Monthly Archives: October 2012

Well… This is my first post on this blog, and I have absolutely no idea how to start it.

Should I make it about myself? about my life? about my academic status? How I about I tell cool stories from my life, perhaps inebriated adventures? army experiences? Maybe I should write about mathematics. Perhaps some nice proof or some nice theorem?

Well, it seems that in a most self-referential way I already began my first post and I am writing about it in itself. Now that we have done that, let me do all of the above.

My name is Asaf Karagila. I live in Israel, and have lived here my whole life. I just finished my M.Sc. in Ben-Gurion University under the supervision of Uri Abraham. My thesis was titled Vector Spaces and Antichains of Cardinals in Models of Set Theory. It extends a classical construction by Läuchli of a vector space which has no basis. I also presented a paper by Feldman and Orhon in which they generalize Hartogs theorem, I slightly improve upon their original proof and I extend their results.

Now, and for the next couple of years, I am a Ph.D. student in the Hebrew University in Jerusalem, supervised by Menachem Magidor. There is no concrete topic right now, and I going to have a busy year full of studying. It’s a good thing, I hope.

All those things will find their way in details to this site (as well as my thesis itself once I am finished with minor corrections and improvements).

To finish, here is a bit of mathematics.

——-$\newcommand{\Seq}{\operatorname{Seq}}$

Definition. We say that $A$ is Dedekind-finite if $B\subseteq A$ and $|A|=|B|$ then $A=B$.

Proposition.$A$ is Dedekind-finite if and only if $\aleph_0\nleq|A|$
Proof. Exercise.

Assuming the axiom of choice the above proposition shows that a set is Dedekind-finite if and only if it is finite (i.e. has an injective function into a finite ordinal). However without the axiom of choice it is consistent to have infinite Dedekind-finite sets.

For a set $A$, let $\Seq(A)=\{f\colon n\to A\mid f\text{ injective}\}$.

Lemma. Let $A$ be a Dedekind-finite set, then $\Seq(A)$ is also Dedekind-finite.
Proof. If $\Seq(A)$ was not Dedekind-finite it would have a countably infinite subset $B$. Each sequence in $B$ defines a finite subset of $A$, their union is a union of enumerated sets and therefore can be well-ordered. We assumed that $B$ is infinite and therefore the union must be infinite, since a finite set can only have finitely many different enumerations.
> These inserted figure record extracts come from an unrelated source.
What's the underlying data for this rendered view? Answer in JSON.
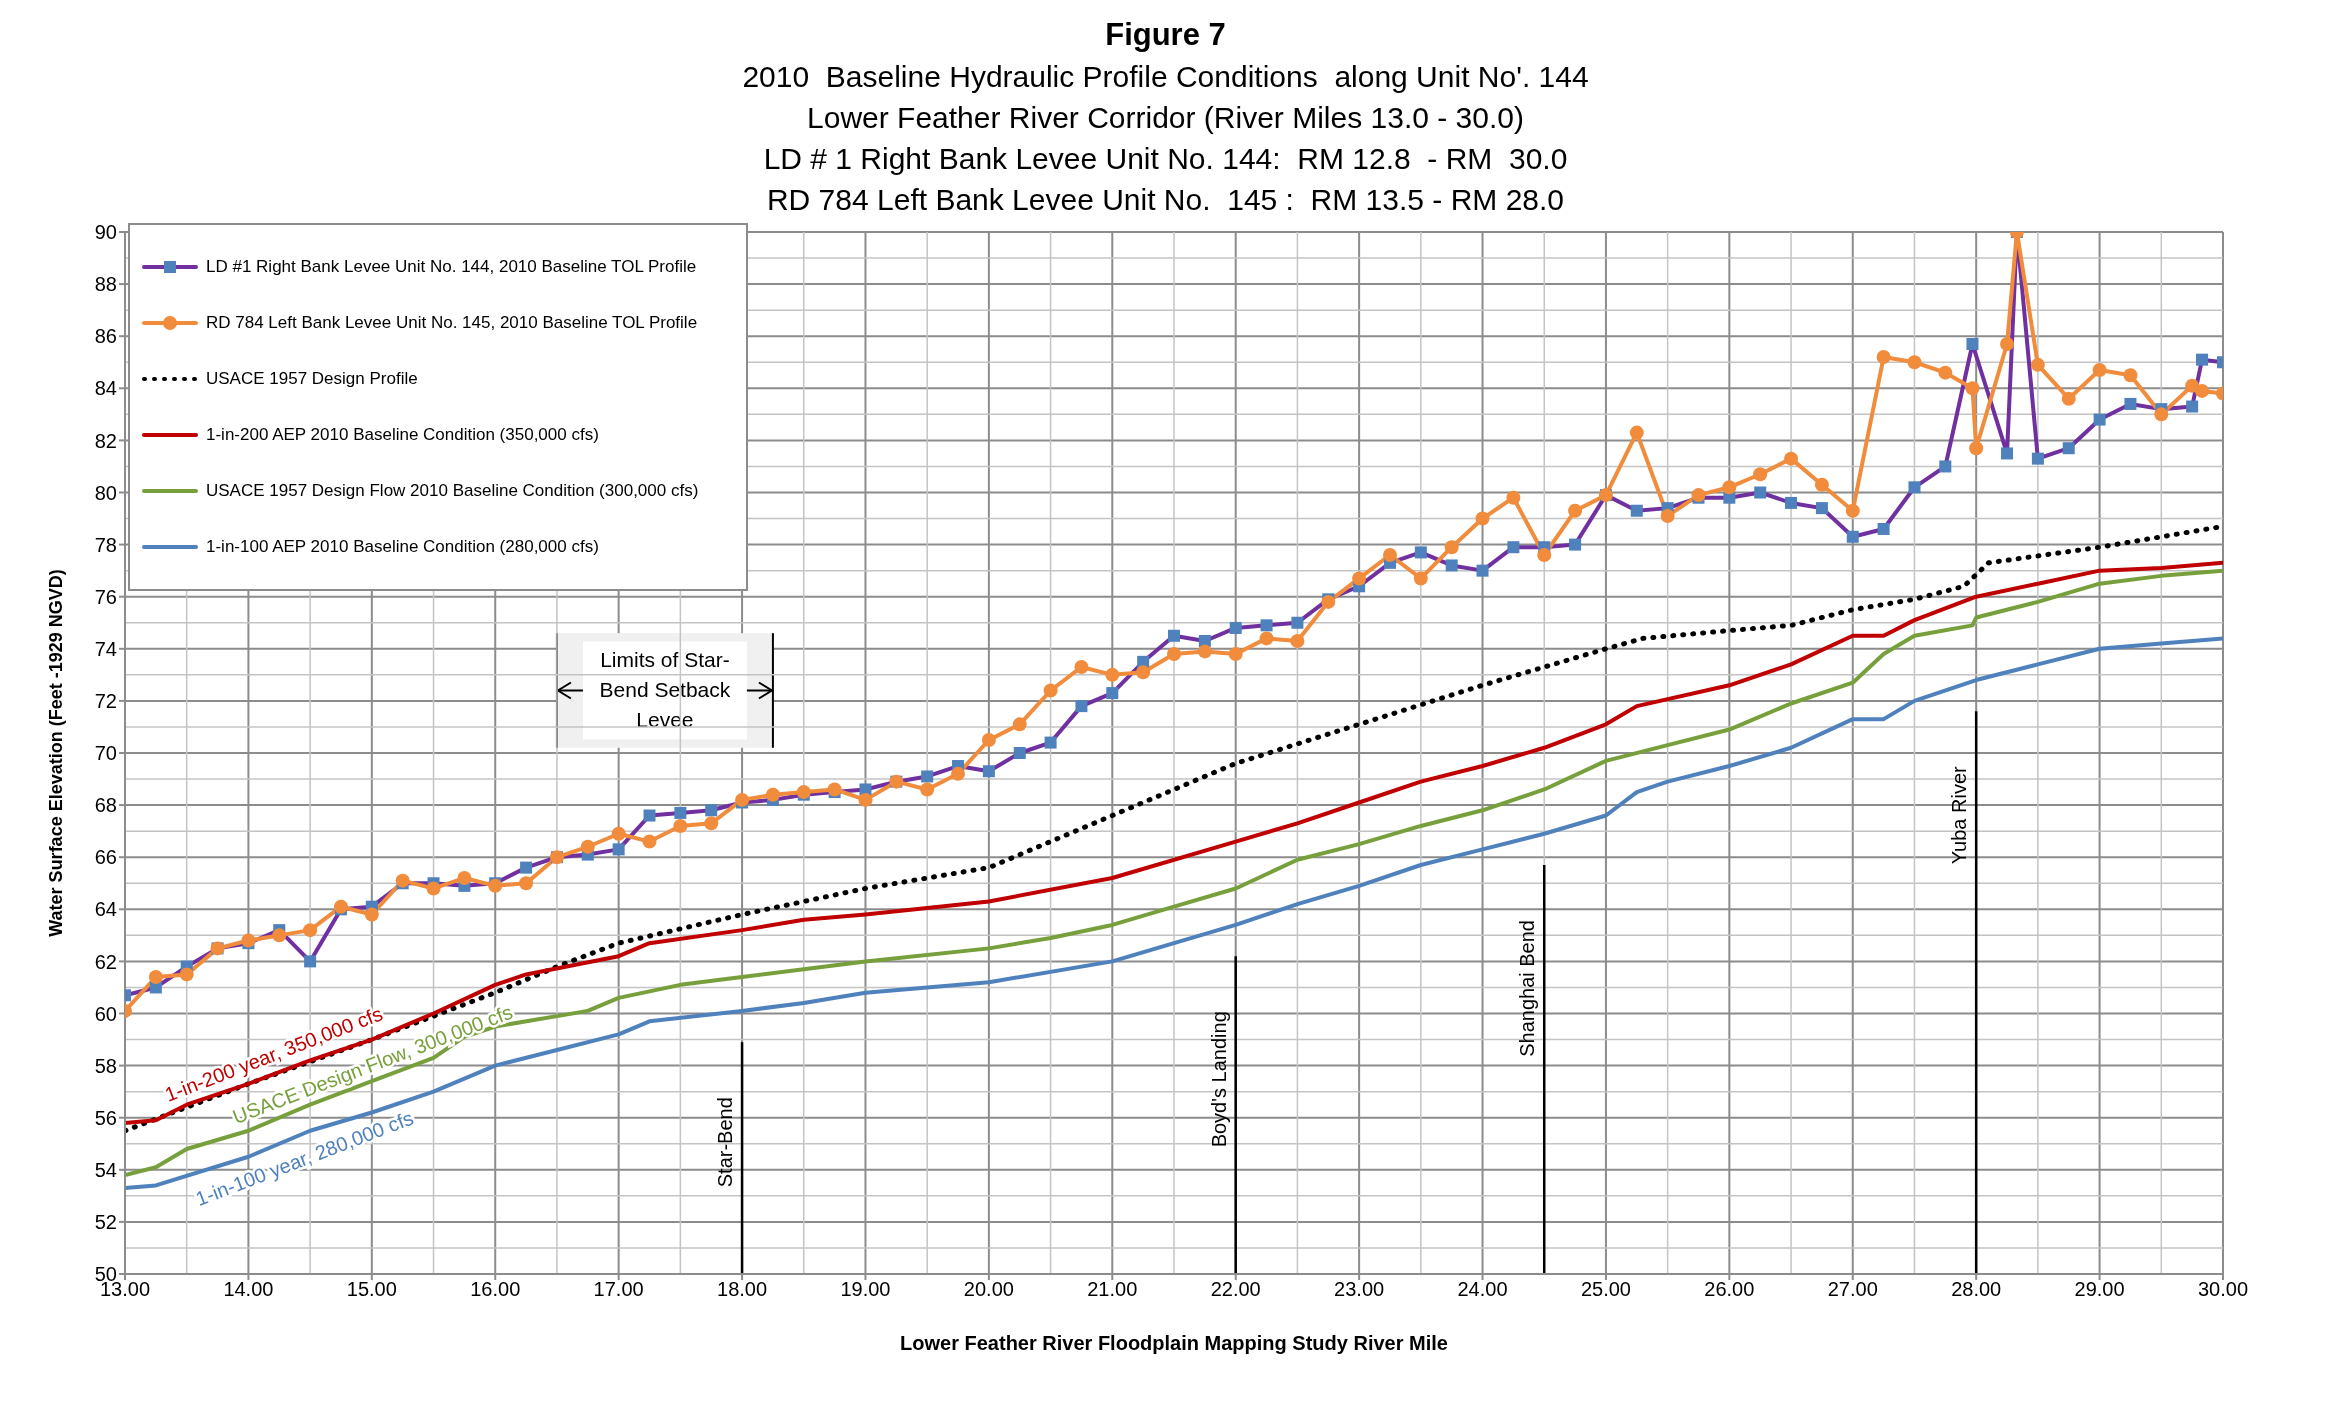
{
  "chart_data": {
    "type": "line",
    "title": "Figure 7",
    "subtitle": "2010  Baseline Hydraulic Profile Conditions  along Unit No'. 144\nLower Feather River Corridor (River Miles 13.0 - 30.0)\nLD # 1 Right Bank Levee Unit No. 144:  RM 12.8  - RM  30.0\nRD 784 Left Bank Levee Unit No.  145 :  RM 13.5 - RM 28.0",
    "xlabel": "Lower Feather River Floodplain Mapping Study River Mile",
    "ylabel": "Water Surface Elevation (Feet -1929 NGVD)",
    "xlim": [
      13,
      30
    ],
    "xticks": [
      {
        "value": 13,
        "label": "13.00"
      },
      {
        "value": 14,
        "label": "14.00"
      },
      {
        "value": 15,
        "label": "15.00"
      },
      {
        "value": 16,
        "label": "16.00"
      },
      {
        "value": 17,
        "label": "17.00"
      },
      {
        "value": 18,
        "label": "18.00"
      },
      {
        "value": 19,
        "label": "19.00"
      },
      {
        "value": 20,
        "label": "20.00"
      },
      {
        "value": 21,
        "label": "21.00"
      },
      {
        "value": 22,
        "label": "22.00"
      },
      {
        "value": 23,
        "label": "23.00"
      },
      {
        "value": 24,
        "label": "24.00"
      },
      {
        "value": 25,
        "label": "25.00"
      },
      {
        "value": 26,
        "label": "26.00"
      },
      {
        "value": 27,
        "label": "27.00"
      },
      {
        "value": 28,
        "label": "28.00"
      },
      {
        "value": 29,
        "label": "29.00"
      },
      {
        "value": 30,
        "label": "30.00"
      }
    ],
    "ylim": [
      50,
      90
    ],
    "yticks": [
      50,
      52,
      54,
      56,
      58,
      60,
      62,
      64,
      66,
      68,
      70,
      72,
      74,
      76,
      78,
      80,
      82,
      84,
      86,
      88,
      90
    ],
    "grid": true,
    "legend": "top left",
    "series": [
      {
        "name": "LD #1 Right Bank Levee Unit No. 144, 2010 Baseline TOL Profile",
        "color": "#7030a0",
        "marker": "square",
        "line_style": "solid",
        "x": [
          13,
          13.25,
          13.5,
          13.75,
          14,
          14.25,
          14.5,
          14.75,
          15,
          15.25,
          15.5,
          15.75,
          16,
          16.25,
          16.5,
          16.75,
          17,
          17.25,
          17.5,
          17.75,
          18,
          18.25,
          18.5,
          18.75,
          19,
          19.25,
          19.5,
          19.75,
          20,
          20.25,
          20.5,
          20.75,
          21,
          21.25,
          21.5,
          21.75,
          22,
          22.25,
          22.5,
          22.75,
          23,
          23.25,
          23.5,
          23.75,
          24,
          24.25,
          24.5,
          24.75,
          25,
          25.25,
          25.5,
          25.75,
          26,
          26.25,
          26.5,
          26.75,
          27,
          27.25,
          27.5,
          27.75,
          27.97,
          28.25,
          28.33,
          28.5,
          28.75,
          29,
          29.25,
          29.5,
          29.75,
          29.83,
          30
        ],
        "values": [
          60.7,
          61.0,
          61.8,
          62.5,
          62.7,
          63.2,
          62.0,
          64.0,
          64.1,
          65.0,
          65.0,
          64.9,
          65.0,
          65.6,
          66.0,
          66.1,
          66.3,
          67.6,
          67.7,
          67.8,
          68.1,
          68.2,
          68.4,
          68.5,
          68.6,
          68.9,
          69.1,
          69.5,
          69.3,
          70.0,
          70.4,
          71.8,
          72.3,
          73.5,
          74.5,
          74.3,
          74.8,
          74.9,
          75.0,
          75.9,
          76.4,
          77.3,
          77.7,
          77.2,
          77.0,
          77.9,
          77.9,
          78.0,
          79.9,
          79.3,
          79.4,
          79.8,
          79.8,
          80.0,
          79.6,
          79.4,
          78.3,
          78.6,
          80.2,
          81.0,
          85.7,
          81.5,
          90,
          81.3,
          81.7,
          82.8,
          83.4,
          83.2,
          83.3,
          85.1,
          85.0
        ]
      },
      {
        "name": "RD 784 Left Bank Levee Unit No. 145, 2010 Baseline TOL Profile",
        "color": "#f08c3c",
        "marker": "circle",
        "line_style": "solid",
        "x": [
          13,
          13.25,
          13.5,
          13.75,
          14,
          14.25,
          14.5,
          14.75,
          15,
          15.25,
          15.5,
          15.75,
          16,
          16.25,
          16.5,
          16.75,
          17,
          17.25,
          17.5,
          17.75,
          18,
          18.25,
          18.5,
          18.75,
          19,
          19.25,
          19.5,
          19.75,
          20,
          20.25,
          20.5,
          20.75,
          21,
          21.25,
          21.5,
          21.75,
          22,
          22.25,
          22.5,
          22.75,
          23,
          23.25,
          23.5,
          23.75,
          24,
          24.25,
          24.5,
          24.75,
          25,
          25.25,
          25.5,
          25.75,
          26,
          26.25,
          26.5,
          26.75,
          27,
          27.25,
          27.5,
          27.75,
          27.97,
          28,
          28.25,
          28.33,
          28.5,
          28.75,
          29,
          29.25,
          29.5,
          29.75,
          29.83,
          30
        ],
        "values": [
          60.1,
          61.4,
          61.5,
          62.5,
          62.8,
          63.0,
          63.2,
          64.1,
          63.8,
          65.1,
          64.8,
          65.2,
          64.9,
          65.0,
          66.0,
          66.4,
          66.9,
          66.6,
          67.2,
          67.3,
          68.2,
          68.4,
          68.5,
          68.6,
          68.2,
          68.9,
          68.6,
          69.2,
          70.5,
          71.1,
          72.4,
          73.3,
          73.0,
          73.1,
          73.8,
          73.9,
          73.8,
          74.4,
          74.3,
          75.8,
          76.7,
          77.6,
          76.7,
          77.9,
          79.0,
          79.8,
          77.6,
          79.3,
          79.9,
          82.3,
          79.1,
          79.9,
          80.2,
          80.7,
          81.3,
          80.3,
          79.3,
          85.2,
          85.0,
          84.6,
          84.0,
          81.7,
          85.7,
          90,
          84.9,
          83.6,
          84.7,
          84.5,
          83.0,
          84.1,
          83.9,
          83.8
        ]
      },
      {
        "name": "USACE 1957 Design Profile",
        "color": "#000000",
        "marker": "none",
        "line_style": "dotted",
        "x": [
          13,
          14,
          15,
          16,
          16.5,
          17,
          18,
          19,
          20,
          20.5,
          21,
          21.5,
          22,
          23,
          24,
          25,
          25.3,
          26,
          26.5,
          27,
          27.5,
          27.9,
          28.1,
          29,
          30
        ],
        "values": [
          55.5,
          57.3,
          59.0,
          60.8,
          61.8,
          62.7,
          63.8,
          64.8,
          65.6,
          66.6,
          67.6,
          68.6,
          69.6,
          71.1,
          72.6,
          74.0,
          74.4,
          74.7,
          74.9,
          75.5,
          75.9,
          76.4,
          77.3,
          77.9,
          78.7
        ]
      },
      {
        "name": "1-in-200 AEP 2010 Baseline Condition (350,000 cfs)",
        "color": "#c00000",
        "marker": "none",
        "line_style": "solid",
        "x": [
          13,
          13.25,
          13.5,
          14,
          14.5,
          15,
          15.5,
          16,
          16.25,
          17,
          17.25,
          18,
          18.5,
          19,
          20,
          21,
          22,
          22.5,
          23,
          23.5,
          24,
          24.5,
          25,
          25.25,
          26,
          26.5,
          27,
          27.25,
          27.5,
          28,
          28.5,
          29,
          29.5,
          30
        ],
        "values": [
          55.8,
          55.9,
          56.5,
          57.3,
          58.2,
          59.0,
          60.0,
          61.1,
          61.5,
          62.2,
          62.7,
          63.2,
          63.6,
          63.8,
          64.3,
          65.2,
          66.6,
          67.3,
          68.1,
          68.9,
          69.5,
          70.2,
          71.1,
          71.8,
          72.6,
          73.4,
          74.5,
          74.5,
          75.1,
          76.0,
          76.5,
          77.0,
          77.1,
          77.3
        ]
      },
      {
        "name": "USACE 1957 Design Flow 2010 Baseline Condition (300,000 cfs)",
        "color": "#77a03c",
        "marker": "none",
        "line_style": "solid",
        "x": [
          13,
          13.25,
          13.5,
          14,
          14.5,
          15,
          15.5,
          15.75,
          16,
          16.5,
          16.75,
          17,
          17.5,
          18,
          18.5,
          19,
          20,
          20.5,
          21,
          21.5,
          22,
          22.5,
          23,
          23.5,
          24,
          24.5,
          25,
          25.5,
          26,
          26.5,
          27,
          27.25,
          27.5,
          27.97,
          28,
          28.5,
          29,
          29.5,
          30
        ],
        "values": [
          53.8,
          54.1,
          54.8,
          55.5,
          56.5,
          57.4,
          58.3,
          59.1,
          59.5,
          59.9,
          60.1,
          60.6,
          61.1,
          61.4,
          61.7,
          62.0,
          62.5,
          62.9,
          63.4,
          64.1,
          64.8,
          65.9,
          66.5,
          67.2,
          67.8,
          68.6,
          69.7,
          70.3,
          70.9,
          71.9,
          72.7,
          73.8,
          74.5,
          74.9,
          75.2,
          75.8,
          76.5,
          76.8,
          77.0
        ]
      },
      {
        "name": "1-in-100 AEP 2010 Baseline Condition (280,000 cfs)",
        "color": "#4f81bd",
        "marker": "none",
        "line_style": "solid",
        "x": [
          13,
          13.25,
          14,
          14.5,
          15,
          15.5,
          16,
          16.5,
          17,
          17.25,
          18,
          18.5,
          19,
          20,
          21,
          21.5,
          22,
          22.5,
          23,
          23.5,
          24,
          24.5,
          25,
          25.25,
          25.5,
          26,
          26.5,
          27,
          27.25,
          27.5,
          28,
          28.5,
          29,
          29.5,
          30
        ],
        "values": [
          53.3,
          53.4,
          54.5,
          55.5,
          56.2,
          57.0,
          58.0,
          58.6,
          59.2,
          59.7,
          60.1,
          60.4,
          60.8,
          61.2,
          62.0,
          62.7,
          63.4,
          64.2,
          64.9,
          65.7,
          66.3,
          66.9,
          67.6,
          68.5,
          68.9,
          69.5,
          70.2,
          71.3,
          71.3,
          72.0,
          72.8,
          73.4,
          74.0,
          74.2,
          74.4
        ]
      }
    ],
    "ref_lines": [
      {
        "axis": "x",
        "value": 18,
        "label": "Star-Bend",
        "color": "#000000"
      },
      {
        "axis": "x",
        "value": 22,
        "label": "Boyd's Landing",
        "color": "#000000"
      },
      {
        "axis": "x",
        "value": 24.5,
        "label": "Shanghai Bend",
        "color": "#000000"
      },
      {
        "axis": "x",
        "value": 28,
        "label": "Yuba River",
        "color": "#000000"
      }
    ],
    "bands": [
      {
        "axis": "x",
        "from": 16.5,
        "to": 18.25,
        "label": "Limits of Star-Bend Setback Levee",
        "color": "#f0f0f0"
      }
    ],
    "annotations": [
      "1-in-200 year, 350,000 cfs",
      "USACE Design Flow, 300,000 cfs",
      "1-in-100 year, 280,000 cfs"
    ]
  }
}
Therefore $\bigcup_{f\in B}\rng(f)$ is a countably infinite subset of $A$, in contradiction to the assumption that $A$ is Dedekind-finite. $\square$

Theorem. (Tarski) Suppose that there exists an infinite Dedekind-finite set, then there exists a set $\cal A$ of Dedekind-finite sets such that $(\cal A,\subseteq)$ is order isomorphic to $(\mathbb R,\lt)$.
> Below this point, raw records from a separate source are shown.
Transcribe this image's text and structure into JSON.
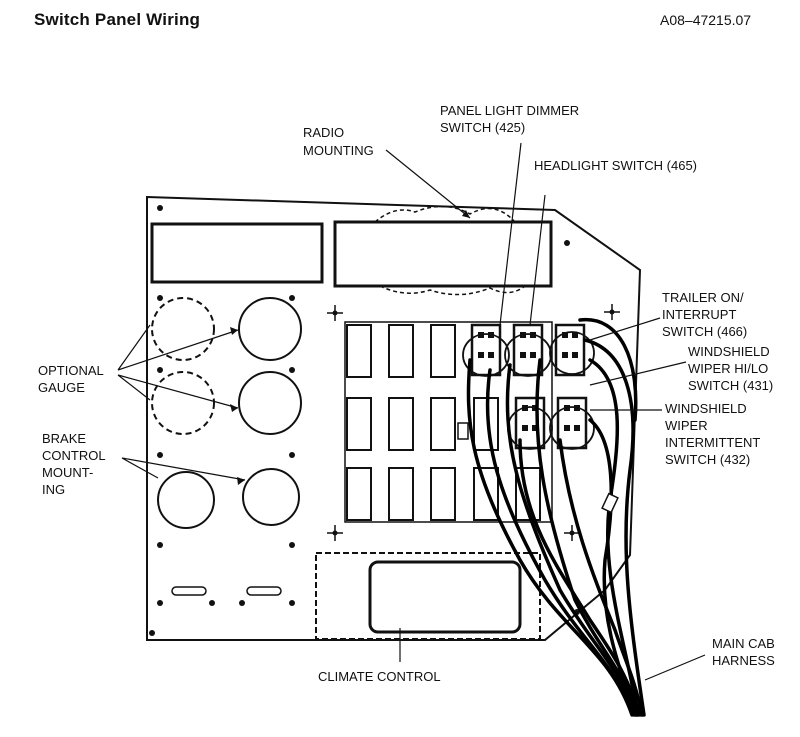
{
  "header": {
    "title": "Switch Panel Wiring",
    "code": "A08–47215.07"
  },
  "labels": {
    "radio_mounting": [
      "RADIO",
      "MOUNTING"
    ],
    "panel_light_dimmer": [
      "PANEL LIGHT DIMMER",
      "SWITCH (425)"
    ],
    "headlight_switch": [
      "HEADLIGHT SWITCH (465)"
    ],
    "trailer_switch": [
      "TRAILER ON/",
      "INTERRUPT",
      "SWITCH (466)"
    ],
    "wiper_hilo": [
      "WINDSHIELD",
      "WIPER HI/LO",
      "SWITCH (431)"
    ],
    "wiper_intermittent": [
      "WINDSHIELD",
      "WIPER",
      "INTERMITTENT",
      "SWITCH (432)"
    ],
    "optional_gauge": [
      "OPTIONAL",
      "GAUGE"
    ],
    "brake_control": [
      "BRAKE",
      "CONTROL",
      "MOUNT-",
      "ING"
    ],
    "climate_control": [
      "CLIMATE CONTROL"
    ],
    "main_cab_harness": [
      "MAIN CAB",
      "HARNESS"
    ]
  }
}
Proof. Let $A$ be an infinite Dedekind-finite set, and let $S=\Seq(A)$. Let $\{A_r\mid r\in\mathbb R\}\subseteq\power(\omega)$ be a chain of order-type $(\mathbb R,\lt)$ (e.g., fix an enumeration of the rationals, and use it to define $A_r$ as the indices of the rationals in the Dedekind cut of $r$). Let $S_r=\{f\in S\mid |f|\in A_r\}$, and $\mathcal A=\{S_r\mid r\in\mathbb R\}$. If $r\lt t$ then $A_r\subsetneq A_t$ and therefore $S_r\subsetneq S_t$, and since $S$ is Dedekind-finite we have that $S_r$ is Dedekind-finite as well. Furthermore, by Dedekind-finiteness if $r\neq t$ we have that $|S_r|\neq|S_t|$. $\square$

Note that the axiom of choice was not used anywhere in the above proofs. The lemma used the fact that we took a countable union over enumerated sets; and the theorem used the fact that we can find a chain of order-type $(\mathbb R,\lt)$ in $\power(\omega)$ which is again a choice-free proof.

Corollaries. Suppose that there exists a Dedekind-infinite set, then

1. there are at least $2^{\aleph_0}$ Dedekind-finite of different cardinalities;
2. there is an infinite descending sequence of cardinals.

Ah, how strange can be the universe when the axiom of choice is absent!